Department of Civil and Environmental Engineering, University of Surrey, Guildford GU2 7XH, UK
Elxis Group, 11528 Athens, Greece
Department of Civil and Environmental Engineering, University of California, Berkeley, CA 94720, USA
Author to whom correspondence should be addressed.
Presented at the 1st International Online Conference on Infrastructures, 7–9 June 2022; Available online:
Eng. Proc. 2022, 17(1), 11;
Published: 2 May 2022
(This article belongs to the Proceedings of The 1st International Online Conference on Infrastructures)
While the planet is experiencing the roughest ecological disruption in our history, it is of utmost importance to try to mitigate the impact of intensifying natural disasters. Bridges are the priority for enabling climate resilience in transport infrastructure. They are inarguably the most valuable assets of transportation networks. Capital investment in bridge construction and maintenance in Europe is enormous, representing 30% of the total cost of transport networks. Nonetheless, bridges are too vulnerable. They are disproportionately exposed to natural hazards, especially floods, while becoming increasingly deficient due to ageing and urbanization trends.
Emerging Technologies are enablers of bridge resilience.

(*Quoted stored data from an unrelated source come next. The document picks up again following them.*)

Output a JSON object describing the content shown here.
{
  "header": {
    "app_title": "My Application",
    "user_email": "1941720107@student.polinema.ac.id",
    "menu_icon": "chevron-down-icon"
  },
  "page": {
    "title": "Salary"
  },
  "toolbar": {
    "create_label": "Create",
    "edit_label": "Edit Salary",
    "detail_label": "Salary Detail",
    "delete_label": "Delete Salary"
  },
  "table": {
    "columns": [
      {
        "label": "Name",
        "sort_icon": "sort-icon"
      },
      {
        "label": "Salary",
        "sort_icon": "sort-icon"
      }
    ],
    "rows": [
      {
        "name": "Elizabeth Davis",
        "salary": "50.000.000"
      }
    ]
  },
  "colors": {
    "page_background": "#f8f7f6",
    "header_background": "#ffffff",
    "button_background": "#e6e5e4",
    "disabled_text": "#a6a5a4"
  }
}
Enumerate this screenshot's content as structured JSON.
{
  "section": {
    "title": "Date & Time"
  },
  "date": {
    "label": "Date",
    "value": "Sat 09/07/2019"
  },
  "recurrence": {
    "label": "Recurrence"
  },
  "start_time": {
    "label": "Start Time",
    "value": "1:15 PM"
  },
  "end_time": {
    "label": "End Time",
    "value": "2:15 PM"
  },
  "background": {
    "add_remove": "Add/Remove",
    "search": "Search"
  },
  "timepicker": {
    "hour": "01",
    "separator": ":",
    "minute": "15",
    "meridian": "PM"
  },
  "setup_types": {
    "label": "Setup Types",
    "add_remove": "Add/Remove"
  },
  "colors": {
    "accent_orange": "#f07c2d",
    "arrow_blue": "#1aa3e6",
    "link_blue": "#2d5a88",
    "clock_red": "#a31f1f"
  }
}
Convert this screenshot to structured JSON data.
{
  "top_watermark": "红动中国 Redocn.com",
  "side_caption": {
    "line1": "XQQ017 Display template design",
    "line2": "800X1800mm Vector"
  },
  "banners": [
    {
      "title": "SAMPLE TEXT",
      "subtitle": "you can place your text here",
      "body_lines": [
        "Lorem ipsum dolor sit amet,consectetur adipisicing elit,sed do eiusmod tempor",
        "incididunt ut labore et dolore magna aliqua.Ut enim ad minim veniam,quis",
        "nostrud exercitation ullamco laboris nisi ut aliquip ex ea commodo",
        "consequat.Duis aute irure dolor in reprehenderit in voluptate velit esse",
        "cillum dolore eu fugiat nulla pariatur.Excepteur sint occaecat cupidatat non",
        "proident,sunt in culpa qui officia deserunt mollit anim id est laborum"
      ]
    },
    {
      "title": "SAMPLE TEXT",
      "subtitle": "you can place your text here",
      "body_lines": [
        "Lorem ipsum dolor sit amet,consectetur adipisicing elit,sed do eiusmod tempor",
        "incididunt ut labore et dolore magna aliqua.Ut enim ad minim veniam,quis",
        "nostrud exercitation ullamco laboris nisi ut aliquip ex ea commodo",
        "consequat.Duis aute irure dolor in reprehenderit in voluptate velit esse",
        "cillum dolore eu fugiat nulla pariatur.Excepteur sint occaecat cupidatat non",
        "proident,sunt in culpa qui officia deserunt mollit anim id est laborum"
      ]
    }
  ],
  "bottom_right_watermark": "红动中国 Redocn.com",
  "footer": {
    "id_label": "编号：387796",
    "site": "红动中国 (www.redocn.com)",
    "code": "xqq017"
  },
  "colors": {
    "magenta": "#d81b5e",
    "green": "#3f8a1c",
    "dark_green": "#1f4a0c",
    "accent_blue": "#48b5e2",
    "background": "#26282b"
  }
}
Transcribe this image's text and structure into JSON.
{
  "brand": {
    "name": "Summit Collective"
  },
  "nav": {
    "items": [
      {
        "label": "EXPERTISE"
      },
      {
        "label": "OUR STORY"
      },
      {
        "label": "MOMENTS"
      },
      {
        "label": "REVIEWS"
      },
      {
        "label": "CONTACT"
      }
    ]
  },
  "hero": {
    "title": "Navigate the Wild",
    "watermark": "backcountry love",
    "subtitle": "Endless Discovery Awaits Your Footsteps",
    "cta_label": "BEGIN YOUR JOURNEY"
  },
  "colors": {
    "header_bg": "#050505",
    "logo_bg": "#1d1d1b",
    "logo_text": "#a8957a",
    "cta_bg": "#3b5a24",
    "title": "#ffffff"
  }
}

Advocating for the use of UAVs in disaster response, this study provides solid and well-documented case studies discussing lessons learnt from the systematic analysis of field evidence after a recent (September 2020) Mediterranean Hurricane that struck central Greece. The use of UAVs proved essential for the rapid site reconnaissance and mapping of complex and severely damaged structures, including sinking piers, and collapsed abutments, with increased safety. UAVs effectively bypassed access blockages, resulting from failures in the road network, while, most importantly, allowing the execution of works with the minimum of human exposure to health risks during the peak of the COVID-19 pandemic.
The produced 3D models are powerful visualization tools that were found to fully compensate for the inability to physically visit the site, inspect and make decisions for severely damaged bridges. The value of this capability is also acknowledged by the researchers and engineers who performed the virtual inspections and who could not be present because of COVID-induced travel restrictions.
These models significantly facilitated the identification and analysis of the various bridge failure mechanisms, providing a uniquely comprehensive database of bridge response patterns under extreme flow velocities [1]. Furthermore, they proved useful as benchmarks for comparisons and informed decisions concerning the progress of restoration activities [2]. As such, they enabled accurate monitoring of bridge recovery and, incidentally, rapid assessment of the impact of an earthquake sequence that shook the region shortly after the flood, while mitigation works were underway. Thanks to this coincidence, we were given the opportunity to document a unique case study of the long-term performance of bridges in a multi-hazard environment, which should be of interest to all engineers and researchers in the field of civil infrastructure.

Author Contributions

M.L.: Conceptualization, methodology, validation, formal analysis, investigation, resources, data curation, writing—original draft preparation, writing—review and editing, visualization, project administration, funding acquisition; J.M.: Methodology, validation, formal analysis, investigation, resources, data curation, writing—review and editing; S.A.M.: Conceptualization, validation, resources, writing—review and editing, visualization, supervision, project administration, funding acquisition; D.Z.: Methodology, validation, resources, writing—review and editing, supervision. All authors have read and agreed to the published version of the manuscript.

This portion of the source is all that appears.